Schools receive engineering specialist status

The
future supply of skilled engineers received a major boost today when the School
Standards Minister, David Miliband MP, confirmed that three schools sponsored
by a consortium of six leading industry bodies have achieved Engineering
Specialist School status.

The
consortium, comprising the EEF (Engineering Employers Federation), EMTA (an
educational and training charity owned by the engineering industry), MTTA (the
Machine Tool Technologies Association), the Engineering Council (UK), the
Engineering Development Trust and the Royal Academy of Engineering have
provided £150,000 of sponsorship to help secure their status.

Speaking
on behalf of the consortium, Martin Temple, EEF’s director general, said:
"We are delighted the hard work of the schools and the consortium has been
recognised by the DfES. It is a good starting point which we are already
building on with another 18 schools expressing interest for sponsorship in
October. This clearly demonstrates the relationship between industry and
education is growing and this will help address future skill needs."

The
schools – Eckington School, Sheffield, Devonport High School for Boys, Plymouth
and Woodchurch High School, Merseyside – were chosen from areas where
engineering skill shortages are especially acute.

As
part of their assessment, they were required to produce a development plan
clearly demonstrating how the school will improve teaching and learning in
engineering covering four academic years, how links with other schools and the
wider community (including industry) will be improved and how other schools and
the surrounding community will benefit.

In
addition, as well as facing significant skills shortages, the increasing move
into higher value products by engineering and manufacturing companies will demand
ever higher skills from the workforce of the future.
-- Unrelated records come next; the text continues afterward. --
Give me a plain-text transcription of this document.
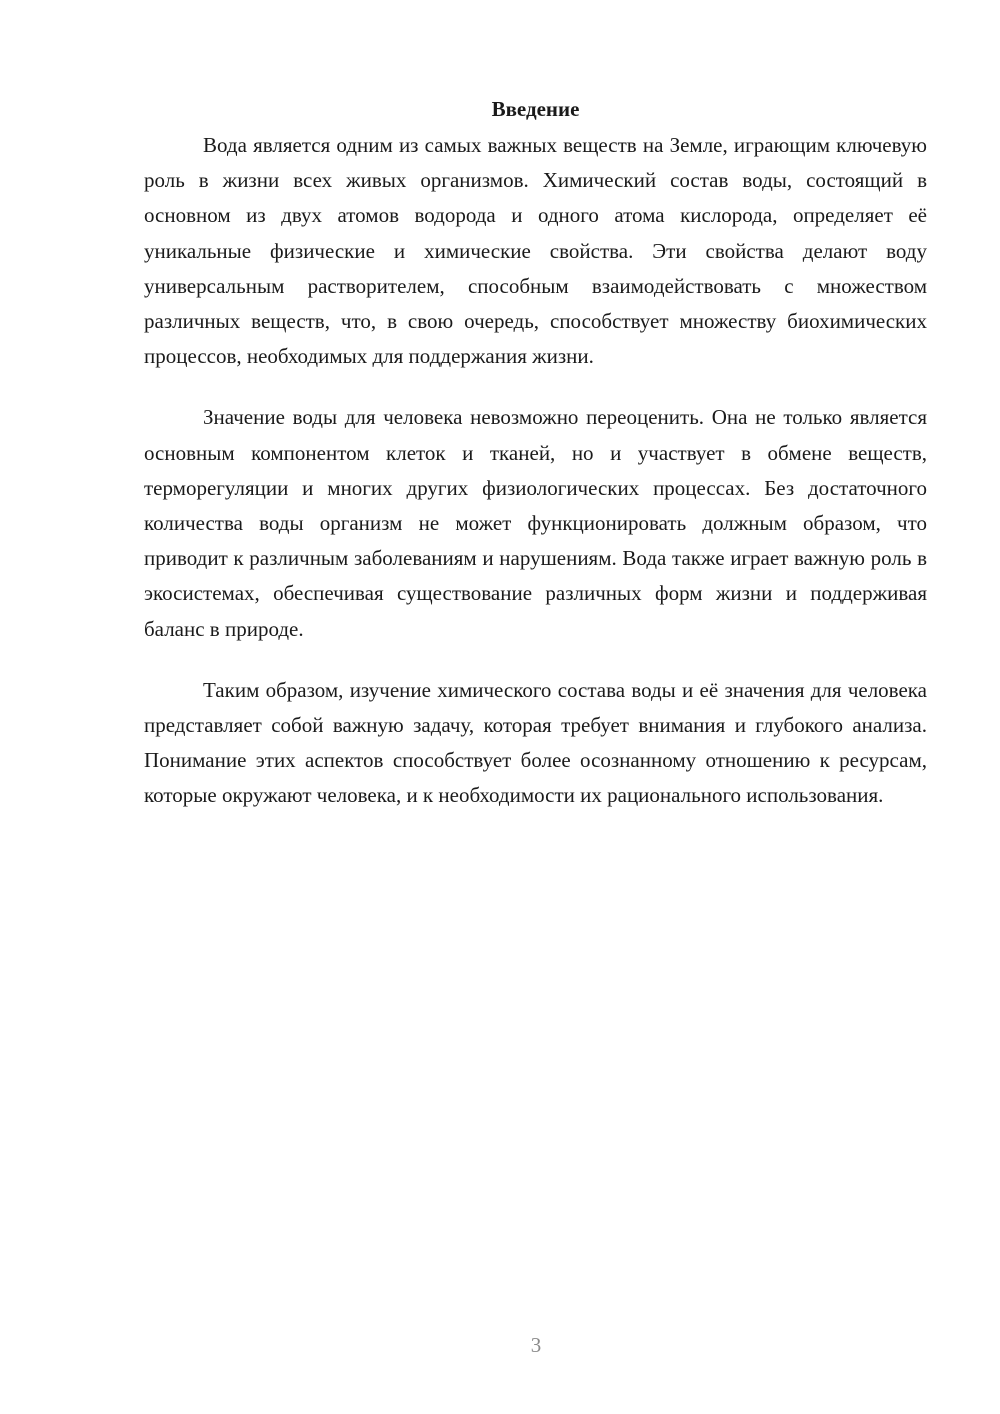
Введение

Вода является одним из самых важных веществ на Земле, играющим ключевую роль в жизни всех живых организмов. Химический состав воды, состоящий в основном из двух атомов водорода и одного атома кислорода, определяет её уникальные физические и химические свойства. Эти свойства делают воду универсальным растворителем, способным взаимодействовать с множеством различных веществ, что, в свою очередь, способствует множеству биохимических процессов, необходимых для поддержания жизни.

Значение воды для человека невозможно переоценить. Она не только является основным компонентом клеток и тканей, но и участвует в обмене веществ, терморегуляции и многих других физиологических процессах. Без достаточного количества воды организм не может функционировать должным образом, что приводит к различным заболеваниям и нарушениям. Вода также играет важную роль в экосистемах, обеспечивая существование различных форм жизни и поддерживая баланс в природе.

Таким образом, изучение химического состава воды и её значения для человека представляет собой важную задачу, которая требует внимания и глубокого анализа. Понимание этих аспектов способствует более осознанному отношению к ресурсам, которые окружают человека, и к необходимости их рационального использования.

3
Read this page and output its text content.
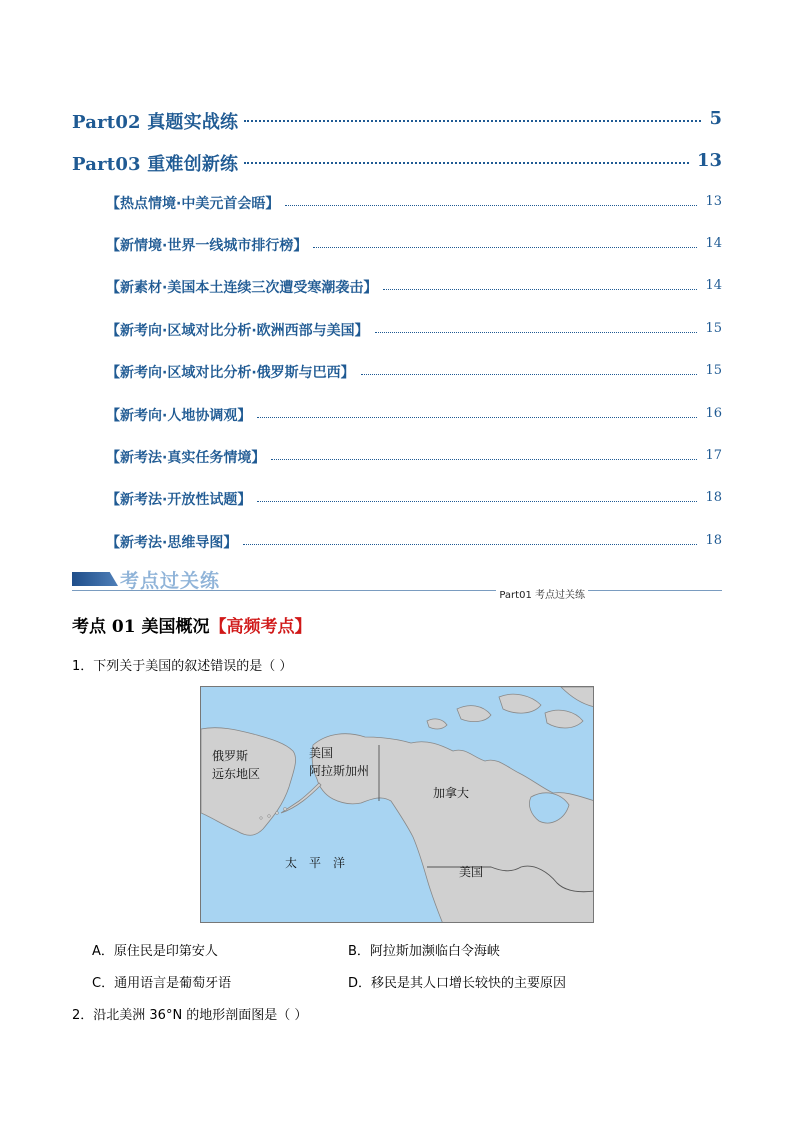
Part02 真题实战练	5
Part03 重难创新练	13
【热点情境·中美元首会晤】	13
【新情境·世界一线城市排行榜】	14
【新素材·美国本土连续三次遭受寒潮袭击】	14
【新考向·区域对比分析·欧洲西部与美国】	15
【新考向·区域对比分析·俄罗斯与巴西】	15
【新考向·人地协调观】	16
【新考法·真实任务情境】	17
【新考法·开放性试题】	18
【新考法·思维导图】	18
考点过关练
Part01 考点过关练
考点 01 美国概况【高频考点】
1．下列关于美国的叙述错误的是（ ）
俄罗斯
远东地区
美国
阿拉斯加州
加拿大
太　平　洋
美国
A．原住民是印第安人	B．阿拉斯加濒临白令海峡
C．通用语言是葡萄牙语	D．移民是其人口增长较快的主要原因
2．沿北美洲 36°N 的地形剖面图是（ ）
As such, the sponsorship
of these schools will have the following three aims:


For future modern apprentices, engineering specialist schools should provide an
introduction and some background to the vocational education required, as well
as careers support


For students going on to further education, the GCSE Engineering, which we hope
the schools will offer, should form the basis for studying a vocational A-level
in engineering.


For students who will pursue the general academic route, engineering schools
should offer a full range of science, technology and engineering A-levels, both
academic and vocational for entry onto higher education.